Integrating Autodesk Vault or SolidWorks EPDM with PLM

By Martin van der Roest

We regularly hear from organizations that are using or thinking about using a product data management (PDM) solution such as Autodesk Vault or SolidWorks Enterprise PDM (EPDM) to manage their CAD drawings and parts (items).  Users want to know how these PDM applications fit into a PLM strategy.  “Does PLM replace PDM?”  “Should we stop the PDM evaluation process and just go to a PLM solution?”  “We implemented PDM, but the company wants to implement PLM.  Our CAD users don’t want to change.  Can they work together?”

For starters, there is a role for each solution.  It is not a question of one-or-the-other.  Coexistence can be a preferred strategy for certain situations.

Ultimately, it boils down to integrating PDM with PLM or bypassing PDM and integrating the various CAD systems with PLM.  Either decision has a similar total-cost-of-ownership (TCO) associated with it.

For a PDM to PLM integration, the expenses will typically be a function of the number of CAD users connected to the PDM, even though there is only one connection between the PDM and PLM environments.  This latter point is one of the advantages of a simple point-to-point integration between the PDM and PLM platform… it’s independent of how many CAD users there actually are.

Alternatively, If all the CAD users are directly connected to the PLM environment, then the expense is based on the number of connectors required.  Third parties and not the CAD vendor typically develop these CAD connectors.

I’d suggest there are three primary conditions that would drive a decision.  They are…

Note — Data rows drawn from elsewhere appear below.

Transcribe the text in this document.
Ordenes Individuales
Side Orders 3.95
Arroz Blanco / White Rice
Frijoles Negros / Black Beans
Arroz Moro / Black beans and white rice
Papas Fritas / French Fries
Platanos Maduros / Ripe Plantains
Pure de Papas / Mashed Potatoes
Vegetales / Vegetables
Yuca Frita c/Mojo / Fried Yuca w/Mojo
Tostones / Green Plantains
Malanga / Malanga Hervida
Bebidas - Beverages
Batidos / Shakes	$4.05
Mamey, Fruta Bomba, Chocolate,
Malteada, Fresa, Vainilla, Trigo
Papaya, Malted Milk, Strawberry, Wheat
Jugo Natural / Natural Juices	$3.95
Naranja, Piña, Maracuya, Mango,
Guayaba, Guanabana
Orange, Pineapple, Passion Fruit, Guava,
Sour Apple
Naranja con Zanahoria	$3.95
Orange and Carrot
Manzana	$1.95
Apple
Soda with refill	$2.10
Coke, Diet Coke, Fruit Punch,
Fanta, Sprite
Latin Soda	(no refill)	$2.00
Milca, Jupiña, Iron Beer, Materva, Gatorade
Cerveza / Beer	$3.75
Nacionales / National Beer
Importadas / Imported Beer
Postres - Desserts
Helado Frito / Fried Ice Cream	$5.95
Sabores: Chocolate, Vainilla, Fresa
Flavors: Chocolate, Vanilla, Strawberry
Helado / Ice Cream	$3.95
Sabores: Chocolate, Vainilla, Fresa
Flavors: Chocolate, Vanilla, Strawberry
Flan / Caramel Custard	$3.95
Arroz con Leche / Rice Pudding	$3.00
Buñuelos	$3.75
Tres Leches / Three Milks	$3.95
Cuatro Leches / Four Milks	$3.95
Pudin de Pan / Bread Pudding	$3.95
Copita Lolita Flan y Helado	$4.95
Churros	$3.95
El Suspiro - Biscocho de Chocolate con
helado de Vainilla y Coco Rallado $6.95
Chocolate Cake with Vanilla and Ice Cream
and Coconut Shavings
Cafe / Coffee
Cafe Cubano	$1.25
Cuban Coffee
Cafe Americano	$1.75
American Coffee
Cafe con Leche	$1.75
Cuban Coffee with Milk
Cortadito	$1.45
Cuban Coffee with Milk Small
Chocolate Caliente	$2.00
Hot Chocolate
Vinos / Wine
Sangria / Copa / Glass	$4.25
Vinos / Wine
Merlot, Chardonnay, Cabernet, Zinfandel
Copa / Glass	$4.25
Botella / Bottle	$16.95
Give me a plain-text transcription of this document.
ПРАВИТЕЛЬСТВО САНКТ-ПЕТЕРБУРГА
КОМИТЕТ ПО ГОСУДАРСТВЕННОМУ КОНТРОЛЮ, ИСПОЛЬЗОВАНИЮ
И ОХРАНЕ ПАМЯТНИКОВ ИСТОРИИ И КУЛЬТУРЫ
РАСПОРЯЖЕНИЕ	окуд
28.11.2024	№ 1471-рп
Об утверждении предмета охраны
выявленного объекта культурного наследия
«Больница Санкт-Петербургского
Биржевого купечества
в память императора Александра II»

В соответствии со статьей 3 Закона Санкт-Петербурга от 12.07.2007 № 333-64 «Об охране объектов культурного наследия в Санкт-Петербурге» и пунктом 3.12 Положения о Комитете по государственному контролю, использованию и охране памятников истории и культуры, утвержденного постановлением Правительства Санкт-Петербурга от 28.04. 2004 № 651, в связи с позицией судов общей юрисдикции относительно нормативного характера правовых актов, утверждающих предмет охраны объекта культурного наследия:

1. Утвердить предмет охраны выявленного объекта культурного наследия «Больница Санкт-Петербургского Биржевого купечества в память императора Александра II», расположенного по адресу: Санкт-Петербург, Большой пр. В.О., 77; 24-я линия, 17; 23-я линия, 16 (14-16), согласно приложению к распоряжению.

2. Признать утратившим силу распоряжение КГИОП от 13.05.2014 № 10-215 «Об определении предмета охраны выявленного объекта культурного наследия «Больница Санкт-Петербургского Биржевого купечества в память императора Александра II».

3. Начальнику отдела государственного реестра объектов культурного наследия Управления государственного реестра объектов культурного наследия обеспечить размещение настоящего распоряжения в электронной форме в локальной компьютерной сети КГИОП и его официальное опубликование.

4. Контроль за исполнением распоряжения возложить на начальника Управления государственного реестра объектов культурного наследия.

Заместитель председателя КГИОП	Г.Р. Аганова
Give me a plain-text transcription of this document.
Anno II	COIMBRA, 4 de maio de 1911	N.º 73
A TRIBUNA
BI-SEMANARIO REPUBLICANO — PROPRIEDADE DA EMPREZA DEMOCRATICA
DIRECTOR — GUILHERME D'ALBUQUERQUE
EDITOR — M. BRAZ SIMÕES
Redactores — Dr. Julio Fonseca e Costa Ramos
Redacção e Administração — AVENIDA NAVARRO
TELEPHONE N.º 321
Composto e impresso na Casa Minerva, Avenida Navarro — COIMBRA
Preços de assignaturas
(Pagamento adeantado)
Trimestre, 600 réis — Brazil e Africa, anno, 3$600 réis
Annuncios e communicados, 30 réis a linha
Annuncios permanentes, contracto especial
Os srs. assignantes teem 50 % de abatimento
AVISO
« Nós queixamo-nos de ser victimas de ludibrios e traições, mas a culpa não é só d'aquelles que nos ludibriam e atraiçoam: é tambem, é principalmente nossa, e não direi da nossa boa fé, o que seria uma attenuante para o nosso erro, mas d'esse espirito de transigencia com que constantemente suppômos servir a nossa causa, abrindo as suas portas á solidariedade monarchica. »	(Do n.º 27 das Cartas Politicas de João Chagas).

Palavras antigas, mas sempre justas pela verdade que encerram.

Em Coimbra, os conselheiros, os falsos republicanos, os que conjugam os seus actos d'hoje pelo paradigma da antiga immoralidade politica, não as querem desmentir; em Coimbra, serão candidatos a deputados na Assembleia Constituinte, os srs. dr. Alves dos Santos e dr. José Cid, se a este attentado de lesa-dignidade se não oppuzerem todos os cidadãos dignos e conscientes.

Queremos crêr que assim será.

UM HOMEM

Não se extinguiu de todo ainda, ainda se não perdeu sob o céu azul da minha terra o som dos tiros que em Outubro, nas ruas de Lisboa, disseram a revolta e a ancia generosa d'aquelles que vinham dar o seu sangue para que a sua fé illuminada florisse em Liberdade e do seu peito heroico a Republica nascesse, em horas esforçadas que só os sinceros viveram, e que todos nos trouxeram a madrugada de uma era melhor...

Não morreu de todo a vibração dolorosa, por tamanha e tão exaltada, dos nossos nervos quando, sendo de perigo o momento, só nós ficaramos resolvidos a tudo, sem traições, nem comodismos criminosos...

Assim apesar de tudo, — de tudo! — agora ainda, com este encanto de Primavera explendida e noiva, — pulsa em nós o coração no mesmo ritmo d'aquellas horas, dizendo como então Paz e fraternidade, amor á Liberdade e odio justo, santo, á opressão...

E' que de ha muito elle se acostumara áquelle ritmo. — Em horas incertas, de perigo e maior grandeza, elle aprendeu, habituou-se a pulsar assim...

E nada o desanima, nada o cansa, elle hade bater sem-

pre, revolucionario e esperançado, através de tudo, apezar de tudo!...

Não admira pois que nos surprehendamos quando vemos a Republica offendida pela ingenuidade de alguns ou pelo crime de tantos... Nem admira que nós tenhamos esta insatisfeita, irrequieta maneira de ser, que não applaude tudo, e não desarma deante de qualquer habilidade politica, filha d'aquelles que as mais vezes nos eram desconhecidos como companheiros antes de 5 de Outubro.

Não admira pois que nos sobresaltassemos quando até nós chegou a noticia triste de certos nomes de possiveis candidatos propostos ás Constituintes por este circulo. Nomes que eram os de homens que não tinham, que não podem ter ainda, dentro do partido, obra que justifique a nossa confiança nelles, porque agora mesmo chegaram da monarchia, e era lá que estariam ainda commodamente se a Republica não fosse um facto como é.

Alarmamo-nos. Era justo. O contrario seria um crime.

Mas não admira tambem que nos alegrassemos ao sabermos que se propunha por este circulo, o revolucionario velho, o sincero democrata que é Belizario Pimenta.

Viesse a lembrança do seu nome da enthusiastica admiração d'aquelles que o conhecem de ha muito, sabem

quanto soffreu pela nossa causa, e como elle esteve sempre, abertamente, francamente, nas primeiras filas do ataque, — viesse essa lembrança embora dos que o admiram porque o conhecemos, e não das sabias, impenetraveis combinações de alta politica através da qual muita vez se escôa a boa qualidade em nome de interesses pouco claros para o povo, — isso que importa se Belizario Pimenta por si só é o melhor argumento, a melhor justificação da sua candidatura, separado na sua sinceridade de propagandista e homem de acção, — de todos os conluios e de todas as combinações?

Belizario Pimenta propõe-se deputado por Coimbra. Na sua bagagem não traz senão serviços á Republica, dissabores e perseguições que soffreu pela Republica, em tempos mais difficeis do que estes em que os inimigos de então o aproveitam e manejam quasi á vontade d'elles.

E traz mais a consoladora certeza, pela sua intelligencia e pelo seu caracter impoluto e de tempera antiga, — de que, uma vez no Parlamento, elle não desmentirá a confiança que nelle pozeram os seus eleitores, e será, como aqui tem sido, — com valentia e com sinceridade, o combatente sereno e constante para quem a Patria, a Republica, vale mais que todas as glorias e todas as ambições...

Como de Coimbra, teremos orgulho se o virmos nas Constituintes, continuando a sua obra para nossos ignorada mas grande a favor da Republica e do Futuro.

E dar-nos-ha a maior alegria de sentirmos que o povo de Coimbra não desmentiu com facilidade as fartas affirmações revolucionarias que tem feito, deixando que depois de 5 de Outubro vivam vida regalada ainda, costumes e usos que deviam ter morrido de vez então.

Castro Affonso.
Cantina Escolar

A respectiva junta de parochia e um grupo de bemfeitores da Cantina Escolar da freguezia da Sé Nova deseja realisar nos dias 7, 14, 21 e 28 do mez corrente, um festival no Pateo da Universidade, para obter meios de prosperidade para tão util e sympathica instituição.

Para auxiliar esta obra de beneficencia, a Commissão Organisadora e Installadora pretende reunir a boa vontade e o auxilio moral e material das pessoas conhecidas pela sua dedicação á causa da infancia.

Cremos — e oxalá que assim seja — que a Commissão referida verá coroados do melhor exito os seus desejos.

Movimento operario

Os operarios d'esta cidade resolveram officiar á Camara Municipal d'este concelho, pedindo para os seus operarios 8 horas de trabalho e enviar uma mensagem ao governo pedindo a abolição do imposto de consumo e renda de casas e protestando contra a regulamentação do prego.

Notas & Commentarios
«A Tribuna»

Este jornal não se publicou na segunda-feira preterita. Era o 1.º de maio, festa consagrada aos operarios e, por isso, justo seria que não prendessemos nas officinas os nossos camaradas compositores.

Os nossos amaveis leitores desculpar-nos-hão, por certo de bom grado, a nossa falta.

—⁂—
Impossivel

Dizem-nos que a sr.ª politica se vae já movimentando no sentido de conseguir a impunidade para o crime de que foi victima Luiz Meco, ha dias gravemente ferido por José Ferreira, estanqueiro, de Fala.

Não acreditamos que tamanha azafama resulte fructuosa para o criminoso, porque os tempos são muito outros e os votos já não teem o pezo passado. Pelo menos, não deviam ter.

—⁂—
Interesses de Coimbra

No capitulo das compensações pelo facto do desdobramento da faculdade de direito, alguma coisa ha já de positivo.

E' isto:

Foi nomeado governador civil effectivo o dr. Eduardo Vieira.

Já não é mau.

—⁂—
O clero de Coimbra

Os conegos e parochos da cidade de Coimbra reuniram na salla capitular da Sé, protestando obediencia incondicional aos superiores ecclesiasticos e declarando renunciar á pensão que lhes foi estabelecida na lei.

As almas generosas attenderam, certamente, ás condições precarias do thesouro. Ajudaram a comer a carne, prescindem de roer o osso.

  • CAD vendor’s vertical applications are heavily leveraged
  • CAD (AutoCAD, Inventor, and SolidWorks) functionality and capabilities are enhanced with third-party add-ons
  • custom development added to existing PDM platform

I’ll take AutoCAD, for example, to address the first condition above.  Dozens of available vertical applications address civil, building, electrical, etc. that have been built on top of the AutoCAD engine.  No doubt impressive, but each application may have its nuances for libraries, data structures, linkages to external dependencies, and so on.

Having been involved in CAD integration technologies for over two decades, the reality is that no one does a better job of integrating CAD tools with data management than the CAD software vendor themselves.

The second condition noted above is similar to the first condition.  Although third party add-ons are required to adhere to certain operating conditions as defined by the CAD vendor, we continue to see functionality that creates challenges for these third party developers of the CAD integration with PLM.

Finally, the third condition noted above, suggests that the incorporation of additional custom functionality and development represent an investment that might be lost if the PDM solution were to be replaced with a PLM platform.

If a decision is made to operate without a PDM platform, the integration between the CAD and PLM systems is straightforward.  The PLM system now operates as the PDM for the CAD users.  The CAD users operate within their environment and see the PLM environment as if it were a file folder with additional features and capabilities.  Hence, the impact for CAD users to learn a new system is minimal.

Likewise, integrating a PDM solution with PLM is also straightforward.  A point-to-point integration is independent of the number of CAD users involved.  But, it's important to synchronize the life cycle stages and workflow processes (change management) between the two systems.  In this scenario, the PDM could retain work-in-process (WIP) files and only push out “release” candidates to the PLM by a change process.